To modify the pitch of an audio file at specific positions in the files using the codes in java below

Asked 18/3, 2015 at 6:20 Answered 19/3, 2015 at 1:58

I want to modify the pitch of the audio clip dynamically based on the user input at different time instants, say if user enters change the pitch of the audio after 10 seconds then how can I achieve the same?

I found this link that describes how to modify the pitch but i want to repeat this process at different time instants of the audio clip and for some short duration only.

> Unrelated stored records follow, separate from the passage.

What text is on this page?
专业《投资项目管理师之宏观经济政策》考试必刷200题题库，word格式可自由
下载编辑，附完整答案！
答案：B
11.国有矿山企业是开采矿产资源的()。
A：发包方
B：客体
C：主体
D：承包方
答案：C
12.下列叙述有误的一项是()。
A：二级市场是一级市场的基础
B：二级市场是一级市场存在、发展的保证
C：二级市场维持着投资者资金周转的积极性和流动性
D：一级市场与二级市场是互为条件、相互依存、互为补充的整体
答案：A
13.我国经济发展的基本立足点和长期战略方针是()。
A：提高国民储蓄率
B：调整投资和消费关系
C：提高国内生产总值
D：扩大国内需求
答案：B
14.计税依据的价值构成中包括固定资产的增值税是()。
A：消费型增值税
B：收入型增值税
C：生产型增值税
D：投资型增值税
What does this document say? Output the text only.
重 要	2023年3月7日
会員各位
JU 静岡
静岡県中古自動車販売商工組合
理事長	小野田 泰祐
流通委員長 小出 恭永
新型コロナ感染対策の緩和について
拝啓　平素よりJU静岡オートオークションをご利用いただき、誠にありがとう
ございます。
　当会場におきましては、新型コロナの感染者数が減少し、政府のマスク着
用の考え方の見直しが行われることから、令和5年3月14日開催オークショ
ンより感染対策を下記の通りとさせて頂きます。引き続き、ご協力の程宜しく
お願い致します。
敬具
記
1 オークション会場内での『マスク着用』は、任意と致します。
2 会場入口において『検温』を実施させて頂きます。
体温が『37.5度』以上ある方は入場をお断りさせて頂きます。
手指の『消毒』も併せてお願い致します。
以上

Can anybody guide me on this ?

Some Edits

Edit 1

I found this code as I mentioned this previously as well

//source file
final File file1 = new File(“Sample.mp3”);
//destination file
final File file2 = new File(“Sample_cat.wav”);
//audio stream of file1
final AudioInputStream in1 = getAudioInputStream(file1);
//get audio format for targetted sound
final AudioFormat inFormat = getOutFormat(in1.getFormat());
//change the frequency of Audio format
private AudioFormat getOutFormat(AudioFormat inFormat) {
        int ch = inFormat.getChannels();
        float rate = inFormat.getSampleRate();    
        return new AudioFormat(PCM_SIGNED, 72000, 16, ch, ch * 2, rate,
                inFormat.isBigEndian());
    }
//get the target file audio stream using file format
final AudioInputStream in2 = getAudioInputStream(inFormat, in1);
//write the audio file in targeted pitch file
AudioSystem.write(in2, AudioFileFormat.Type.WAVE, file2);

EDIT 2 I found another code which sets the position of audio file from where you want to start and stop the audio.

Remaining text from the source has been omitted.